Are you planning to make a map video of the largest five cities in Africa and the Middle East too? And thank you so much for your great job.
@@lovrohrkac1437 you're right but nothing is impossible ^^
There is no region named middle east it is british colonial term nothig more stop calling that region middle east please.
@@lovrohrkac1437
Actually in Arabic too, the Middle East called "الشرق الأوسط" (al-sharq al-awsat) in Arabic.
@@lovrohrkac1437 I said the same it is colonial term nothing more.
@@lovrohrkac1437 What do you mean due to lack of information? Eurocentric people are so ignorant. Cities have appeared in regions of Africa bigger than your countrie's population, where 20 years ago there was just bushland. Its the fastest developing region on earth.
Constantinople/Istanbul is the real Eternal City.
Yes but this city is dirty since the Turks have take it.

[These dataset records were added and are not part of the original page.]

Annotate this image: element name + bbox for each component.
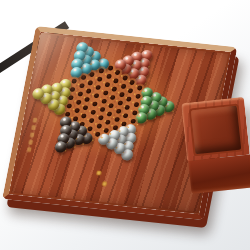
board-hole[interactable]	[115, 70, 121, 75]
board-hole[interactable]	[98, 68, 104, 73]
board-hole[interactable]	[76, 100, 82, 105]
board-hole[interactable]	[101, 98, 107, 103]
board-hole[interactable]	[114, 116, 120, 121]
board-hole[interactable]	[94, 131, 100, 136]
board-hole[interactable]	[77, 91, 83, 96]
drawer-compartment	[191, 106, 241, 155]
board-hole[interactable]	[112, 87, 118, 92]
board-hole[interactable]	[119, 92, 125, 97]
engraved-side-inscription	[25, 118, 39, 163]
board-hole[interactable]	[106, 73, 112, 78]
board-hole[interactable]	[130, 80, 136, 85]
board-hole[interactable]	[89, 118, 95, 123]
board-hole[interactable]	[89, 72, 95, 77]
engraved-character-mark	[96, 170, 102, 175]
board-hole[interactable]	[98, 115, 104, 120]
photo-background	[0, 0, 250, 250]
storage-drawer[interactable]	[181, 97, 250, 161]
board-hole[interactable]	[94, 93, 100, 98]
board-hole[interactable]	[121, 83, 127, 88]
board-hole[interactable]	[79, 83, 85, 88]
board-hole[interactable]	[110, 95, 116, 100]
marble-black[interactable]	[54, 141, 68, 153]
board-hole[interactable]	[90, 110, 96, 115]
board-hole[interactable]	[99, 106, 105, 111]
board-hole[interactable]	[88, 80, 94, 85]
board-hole[interactable]	[104, 82, 110, 87]
board-hole[interactable]	[103, 90, 109, 95]
board-hole[interactable]	[96, 123, 102, 128]
board-hole[interactable]	[103, 128, 109, 133]
board-hole[interactable]	[126, 97, 132, 102]
board-hole[interactable]	[87, 126, 93, 131]
board-hole[interactable]	[85, 96, 91, 101]
board-hole[interactable]	[81, 113, 87, 118]
board-hole[interactable]	[113, 78, 119, 83]
board-hole[interactable]	[97, 77, 103, 82]
board-hole[interactable]	[123, 113, 129, 118]
board-hole[interactable]	[128, 88, 134, 93]
board-hole[interactable]	[86, 88, 92, 93]
board-hole[interactable]	[95, 85, 101, 90]
engraved-character-mark	[102, 181, 108, 186]
board-hole[interactable]	[130, 118, 136, 123]
board-hole[interactable]	[83, 105, 89, 110]
board-hole[interactable]	[125, 105, 131, 110]
board-hole[interactable]	[108, 103, 114, 108]
board-hole[interactable]	[80, 75, 86, 80]
board-hole[interactable]	[74, 108, 80, 113]
board-hole[interactable]	[116, 108, 122, 113]
board-hole[interactable]	[70, 86, 76, 91]
board-hole[interactable]	[135, 93, 141, 98]
board-hole[interactable]	[67, 103, 73, 108]
board-hole[interactable]	[107, 111, 113, 116]
board-hole[interactable]	[92, 101, 98, 106]
board-hole[interactable]	[137, 85, 143, 90]
board-hole[interactable]	[117, 100, 123, 105]
board-hole[interactable]	[105, 120, 111, 125]
board-hole[interactable]	[72, 78, 78, 83]
board-hole[interactable]	[122, 75, 128, 80]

@@erwannleligerien3771 lol a french says that
@@denizomg he is true though, erdogan now wants to convert Aya Sophia church into a mosque
@@outatisater7943 Just dont talk about things that you dont know please.
@@turbishon7770 it's in the news
The world is not a title deed of anyone.Who wins the battle, he owns the land.The Turks won the war Turks named the city Istanbul
Most cities in what today is called Turkey still have mispronounced versions of their original Greek names.
Smyrni became Izmir
Kallipolis - Gelibolu
Trapezounta - Trabzon
Kerasounta - Giresun
Panormos - Bandirma
Ikonio - Konya
Prousa - Bursa
Magnisia - Manisa
Kastamoni - Kastamonu
Samsunta - Samsun
Sinopi - Sinop
Nikea - Iznik
The Turkish flag is just a copy of the ancient Greek banner of Constantinople.

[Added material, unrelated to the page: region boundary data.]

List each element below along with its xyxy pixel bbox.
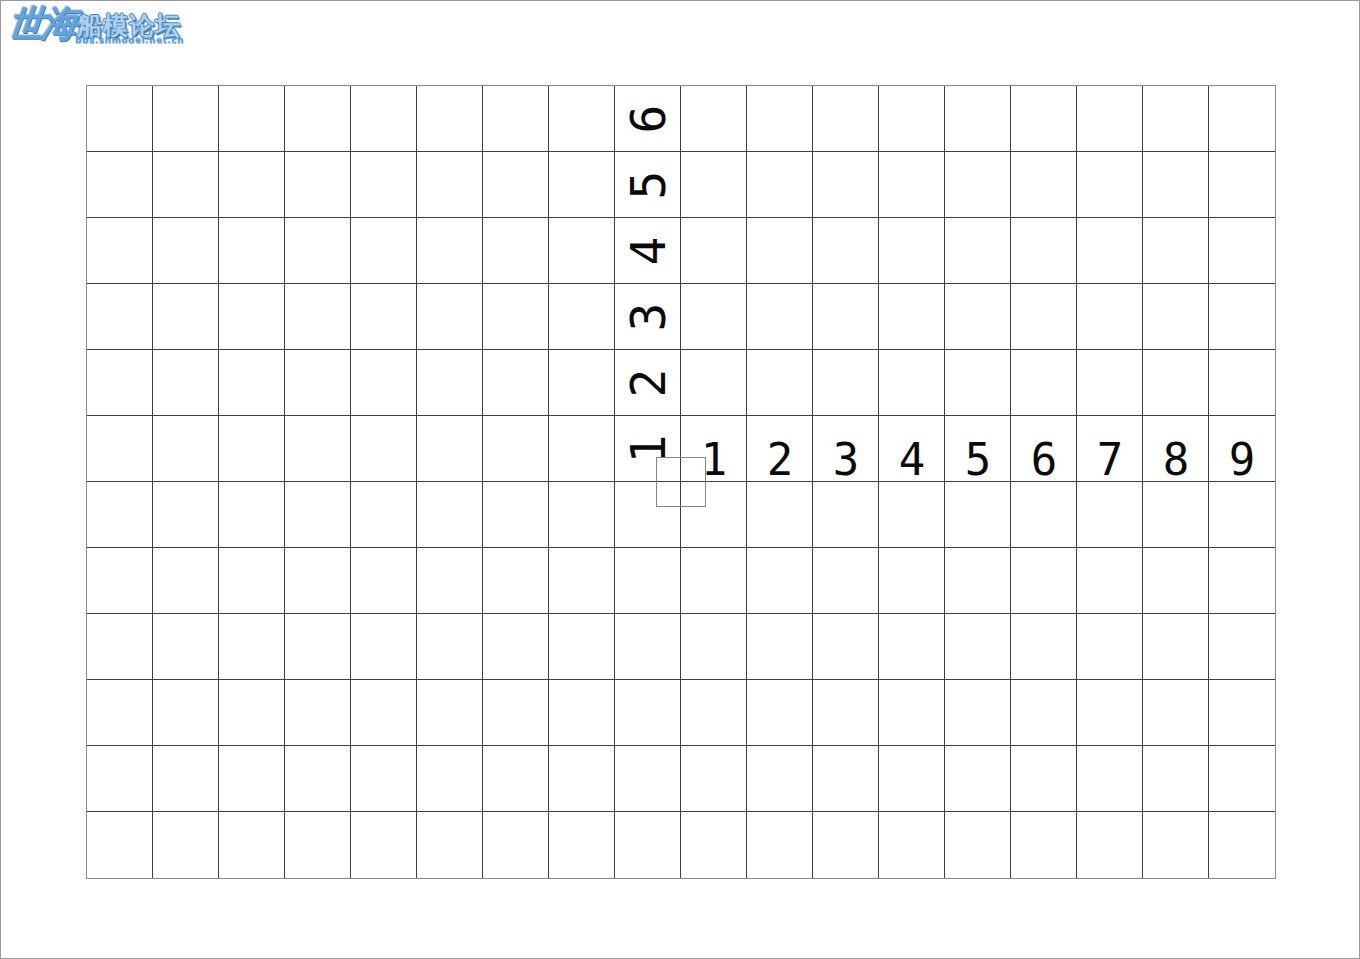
grid-cell [87,614,153,680]
grid-cell [285,614,351,680]
grid-cell [1143,86,1209,152]
grid-cell [945,680,1011,746]
grid-cell [549,218,615,284]
grid-cell [945,218,1011,284]
grid-cell [747,482,813,548]
grid-cell [945,482,1011,548]
grid-cell [879,416,945,482]
grid-cell [945,350,1011,416]
grid-cell [153,614,219,680]
grid-cell [417,350,483,416]
grid-cell [813,284,879,350]
grid-cell [1143,614,1209,680]
grid-cell [87,482,153,548]
grid-cell [285,812,351,878]
grid-cell [1011,86,1077,152]
grid-cell [219,746,285,812]
grid-cell [219,812,285,878]
grid-cell [681,680,747,746]
grid-cell [417,746,483,812]
grid-cell [1011,812,1077,878]
grid-cell [417,284,483,350]
grid-cell [483,746,549,812]
grid-cell [1209,416,1275,482]
grid-cell [879,86,945,152]
grid-cell [813,482,879,548]
grid-cell [1011,284,1077,350]
grid-cell [1077,614,1143,680]
grid-cell [153,86,219,152]
grid-cell [153,218,219,284]
grid-cell [153,152,219,218]
grid-cell [417,680,483,746]
grid-cell [549,614,615,680]
grid-cell [483,350,549,416]
grid-cell [1143,482,1209,548]
grid-cell [813,614,879,680]
grid-cell [549,284,615,350]
grid-cell [747,152,813,218]
grid-cell [549,812,615,878]
grid-cell [1209,614,1275,680]
grid-cell [1143,284,1209,350]
grid-cell [87,86,153,152]
grid-cell [1077,218,1143,284]
grid-cell [1077,284,1143,350]
grid-cell [1143,218,1209,284]
grid-cell [1011,614,1077,680]
grid-cell [417,416,483,482]
grid-cell [879,548,945,614]
grid-cell [285,416,351,482]
grid-cell [351,416,417,482]
grid-cell [813,350,879,416]
grid-cell [483,218,549,284]
grid-cell [1209,350,1275,416]
grid-cell [219,416,285,482]
grid-cell [747,614,813,680]
grid-cell [1143,548,1209,614]
grid-cell [747,218,813,284]
grid-cell [747,746,813,812]
grid-cell [945,284,1011,350]
grid-cell [1143,680,1209,746]
grid-cell [285,680,351,746]
grid-cell [1011,350,1077,416]
grid-cell [1077,86,1143,152]
grid-cell [615,812,681,878]
grid-cell [1143,416,1209,482]
grid-cell [219,218,285,284]
grid-cell [1011,548,1077,614]
grid-cell [483,482,549,548]
grid-cell [1209,482,1275,548]
grid-cell [813,86,879,152]
grid-cell [681,218,747,284]
grid-cell [285,746,351,812]
grid-cell [285,218,351,284]
grid-cell [417,218,483,284]
grid-cell [879,680,945,746]
logo-url: bbs.shmodel.net.cn [75,35,184,45]
grid-cell [747,350,813,416]
grid-cell [681,284,747,350]
grid-cell [1011,152,1077,218]
grid-cell [219,350,285,416]
grid-cell [351,284,417,350]
grid-cell [1209,746,1275,812]
grid-cell [1077,746,1143,812]
grid-cell [219,86,285,152]
grid-cell [1077,416,1143,482]
grid-cell [87,416,153,482]
grid-cell [1077,680,1143,746]
grid-cell [879,746,945,812]
grid-cell [1077,152,1143,218]
grid-cell [351,218,417,284]
grid-cell [1143,812,1209,878]
grid-cell [483,284,549,350]
grid-cell [417,548,483,614]
grid-cell [1077,482,1143,548]
grid-cell [285,482,351,548]
grid-cell [813,812,879,878]
grid-cell [285,152,351,218]
grid-cell [285,350,351,416]
grid-cell [615,284,681,350]
grid-cell [879,284,945,350]
grid-cell [351,86,417,152]
grid-cell [483,614,549,680]
grid-cell [87,284,153,350]
grid-cell [549,548,615,614]
grid-cell [351,812,417,878]
grid-cell [87,548,153,614]
grid-cell [1209,812,1275,878]
grid-cell [1209,548,1275,614]
grid-cell [351,152,417,218]
grid-cell [285,86,351,152]
grid-cell [1209,284,1275,350]
grid-cell [153,812,219,878]
grid-cell [747,86,813,152]
grid-cell [747,284,813,350]
grid-cell [879,218,945,284]
grid-cell [483,548,549,614]
grid-cell [681,350,747,416]
grid-cell [1209,680,1275,746]
grid-cell [483,416,549,482]
grid-cell [1011,218,1077,284]
grid-cell [615,218,681,284]
grid-cell [1077,350,1143,416]
grid-cell [1011,416,1077,482]
grid-cell [219,680,285,746]
grid-cell [1011,746,1077,812]
grid-cell [615,746,681,812]
grid-cell [351,548,417,614]
grid-cell [219,482,285,548]
grid-cell [615,548,681,614]
grid-cell [417,614,483,680]
grid-cell [813,218,879,284]
grid-cell [219,614,285,680]
grid-cell [813,548,879,614]
grid-cell [549,152,615,218]
grid-cell [549,350,615,416]
grid-cell [945,416,1011,482]
grid-cell [945,152,1011,218]
grid-cell [549,416,615,482]
forum-logo: 世海 船模论坛 bbs.shmodel.net.cn [9,5,184,45]
grid-cell [87,746,153,812]
grid-cell [879,614,945,680]
grid-cell [87,218,153,284]
grid-cell [615,86,681,152]
grid-cell [945,548,1011,614]
grid-cell [153,350,219,416]
grid-cell [681,152,747,218]
grid-cell [879,812,945,878]
grid-cell [549,746,615,812]
grid-cell [417,812,483,878]
grid-cell [681,746,747,812]
grid-cell [747,812,813,878]
grid-cell [351,350,417,416]
grid-cell [153,680,219,746]
grid-cell [1209,152,1275,218]
grid-cell [219,548,285,614]
grid-cell [549,482,615,548]
grid-cell [417,86,483,152]
grid-cell [219,284,285,350]
page: 世海 船模论坛 bbs.shmodel.net.cn 6543211234567… [0,0,1360,959]
grid-cell [747,680,813,746]
grid-cell [615,680,681,746]
grid-cell [351,746,417,812]
grid-cell [945,746,1011,812]
grid-cell [813,152,879,218]
grid-cell [87,680,153,746]
grid-cell [879,482,945,548]
coordinate-grid: 654321123456789 [86,85,1276,879]
grid-cell [1143,350,1209,416]
grid-cell [1143,152,1209,218]
grid-cell [351,680,417,746]
grid-cell [945,614,1011,680]
grid-cell [153,416,219,482]
grid-cell [549,680,615,746]
grid-cell [219,152,285,218]
grid-cell [879,152,945,218]
grid-cell [351,614,417,680]
grid-cell [417,152,483,218]
grid-cell [1209,218,1275,284]
grid-cell [681,548,747,614]
grid-cell [549,86,615,152]
grid-cell [87,350,153,416]
grid-cell [1011,680,1077,746]
logo-brand-mark: 世海 [7,5,77,41]
grid-cell [747,548,813,614]
origin-marker [656,457,706,507]
grid-cell [87,812,153,878]
grid-cell [285,284,351,350]
grid-cell [813,680,879,746]
grid-cell [945,86,1011,152]
grid-cell [153,482,219,548]
grid-cell [879,350,945,416]
grid-cell [417,482,483,548]
grid-cell [1077,548,1143,614]
grid-cell [1011,482,1077,548]
grid-cell [153,746,219,812]
grid-cell [681,614,747,680]
grid-cell [681,86,747,152]
grid-cell [153,284,219,350]
grid-cell [153,548,219,614]
grid-cell [813,416,879,482]
grid-cell [483,812,549,878]
grid-cell [1209,86,1275,152]
grid-cell [87,152,153,218]
grid-cell [1143,746,1209,812]
grid-cell [945,812,1011,878]
grid-cell [813,746,879,812]
grid-cell [285,548,351,614]
grid-cell [681,812,747,878]
grid-cell [747,416,813,482]
grid-cell [483,680,549,746]
grid-cell [615,614,681,680]
grid-cell [351,482,417,548]
grid-cell [483,86,549,152]
grid-cell [1077,812,1143,878]
grid-cell [615,350,681,416]
grid-cell [615,152,681,218]
grid-cell [483,152,549,218]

en.wikipedia.org/wiki/File:Constantinople-Banner.svg
upload.wikimedia.org/wikipedia/commons/thumb/8/82/001-Byzantium-2.jpg/369px-001-Byzantium-2.jpg
Even the name Anatolia is Greek, it means "East Land" Anatoli =East in Greek
Damn, the slavs had one of the largest cities before the germans 😂
@Jovan Naumovski Nah, I'm a slav myself so don't take it the wrong way, it's just *very* unexpected tbh
@@madmasseur6422 Not at all...
You mean Prague? Part of Holy roman empire (German), where most of the people talked deutsch?
My city (Prague) was third biggest in Europe, after fourth, fifth and twenty-fourth now.